La révolution syrienne, qui a débuté en 2011 dans le cadre des révolutions du « printemps arabe », s’est heurtée à la contre-révolution la plus brutale de la région. Cette contre-révolution a marqué la région de la Syrie touchée par le tremblement de terre. Pour gagner sa guerre contre-révolutionnaire, le régime Assad a tué plus de 500 000 Syriens et déplacé la moitié du pays.
Le nord-ouest de la Syrie, la province d’Idlib en particulier, est le dernier bastion de la Syrie tenu par les rebelles. Il abrite des millions de Syriens déplacés à l’intérieur du pays qui ont fui les zones précédemment tenues par les rebelles, assiégées et bombardées par le régime Assad et son allié russe. Ils n’ont nulle part où aller et peu de ressources. Nombre d’entre eux ont déjà été déplacés à plusieurs reprises et vivent dans des conditions précaires. Le régime d’Assad et son allié russe sont connus pour avoir bombardé des hôpitaux et des centres de soins dans le nord-ouest tenu par les rebelles, y compris plus de 50 centres de soins dans la seule province d’Idlib.
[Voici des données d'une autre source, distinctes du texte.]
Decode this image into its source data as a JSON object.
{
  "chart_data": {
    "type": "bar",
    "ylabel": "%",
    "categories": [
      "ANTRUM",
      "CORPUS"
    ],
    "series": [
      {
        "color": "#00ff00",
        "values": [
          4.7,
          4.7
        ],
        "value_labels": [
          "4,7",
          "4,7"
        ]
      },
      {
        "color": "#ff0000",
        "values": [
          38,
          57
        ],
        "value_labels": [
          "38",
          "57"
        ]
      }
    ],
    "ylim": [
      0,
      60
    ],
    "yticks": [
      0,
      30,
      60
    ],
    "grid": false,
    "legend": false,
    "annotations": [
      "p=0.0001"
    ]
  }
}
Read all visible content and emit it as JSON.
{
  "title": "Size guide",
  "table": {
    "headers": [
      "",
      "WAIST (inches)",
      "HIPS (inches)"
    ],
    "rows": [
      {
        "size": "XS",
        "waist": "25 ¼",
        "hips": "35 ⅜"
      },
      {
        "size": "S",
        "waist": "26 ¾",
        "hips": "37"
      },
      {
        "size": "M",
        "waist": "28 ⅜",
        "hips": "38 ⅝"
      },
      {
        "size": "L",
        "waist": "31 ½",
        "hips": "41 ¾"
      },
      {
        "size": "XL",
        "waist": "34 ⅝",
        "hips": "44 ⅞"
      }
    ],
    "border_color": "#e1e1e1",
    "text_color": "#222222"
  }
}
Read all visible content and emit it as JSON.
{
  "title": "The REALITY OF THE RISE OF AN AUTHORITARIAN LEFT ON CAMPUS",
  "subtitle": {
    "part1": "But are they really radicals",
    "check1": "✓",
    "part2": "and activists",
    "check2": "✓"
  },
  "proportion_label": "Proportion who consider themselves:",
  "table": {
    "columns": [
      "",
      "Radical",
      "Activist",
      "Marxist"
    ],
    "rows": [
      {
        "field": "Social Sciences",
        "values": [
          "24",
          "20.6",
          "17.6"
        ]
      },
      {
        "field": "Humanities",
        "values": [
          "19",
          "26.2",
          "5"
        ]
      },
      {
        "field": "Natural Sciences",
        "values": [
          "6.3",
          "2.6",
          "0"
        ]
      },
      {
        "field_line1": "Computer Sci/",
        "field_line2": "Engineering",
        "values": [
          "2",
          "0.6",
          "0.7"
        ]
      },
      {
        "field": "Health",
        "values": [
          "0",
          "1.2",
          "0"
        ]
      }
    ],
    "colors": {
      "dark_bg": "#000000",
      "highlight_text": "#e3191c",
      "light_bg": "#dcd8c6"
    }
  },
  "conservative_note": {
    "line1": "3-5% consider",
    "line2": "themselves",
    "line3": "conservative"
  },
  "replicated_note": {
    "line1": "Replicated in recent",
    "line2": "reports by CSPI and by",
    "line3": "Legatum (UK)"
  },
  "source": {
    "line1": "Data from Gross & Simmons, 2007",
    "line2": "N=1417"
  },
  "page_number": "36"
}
Alep, la plus grande ville de Syrie et autrefois capitale industrielle du pays, a connu plus d’une décennie de destruction depuis que les rebelles se sont emparés de la partie orientale de la ville en 2012, peu après le début de la révolution. Le régime Assad et la Russie ont répondu au contrôle des rebelles en bombardant l’est d’Alep et en détruisant une grande partie de la ville, jusqu’à la victoire finale du régime en décembre 2016, obtenue grâce à un siège et à des bombardements. Très peu de la partie orientale de la ville, ou d’autres zones détruites par le régime, ont été reconstruites depuis lors – et même avant 2011, de nombreux bâtiments ont été construits contre les réglementations.
La victoire du régime en 2016 a marqué un tournant, le régime reprenant l’une après l’autre les zones tenues par les rebelles, jusqu’à ce que, fin 2018 et début 2019, seules la province d’Idlib et les villes du nord de la province d’Alep restent sous le contrôle des rebelles (à l’exclusion de larges parties du nord-est de la Syrie sous le contrôle des forces dirigées par les Kurdes soutenues par les États-Unis). Le tremblement de terre a gravement touché Alep, ville reprise par le régime, tout comme les villes tenues par les rebelles à proximité de la ville d’Alep, qui ont toutes accueilli des Syriens déplacés à l’intérieur du pays, fuyant la guerre et les bombardements au cours des douze dernières années, et dont les infrastructures ont été considérablement affaiblies par la guerre, en particulier par la campagne de bombardements incessante d’Assad et de la Russie.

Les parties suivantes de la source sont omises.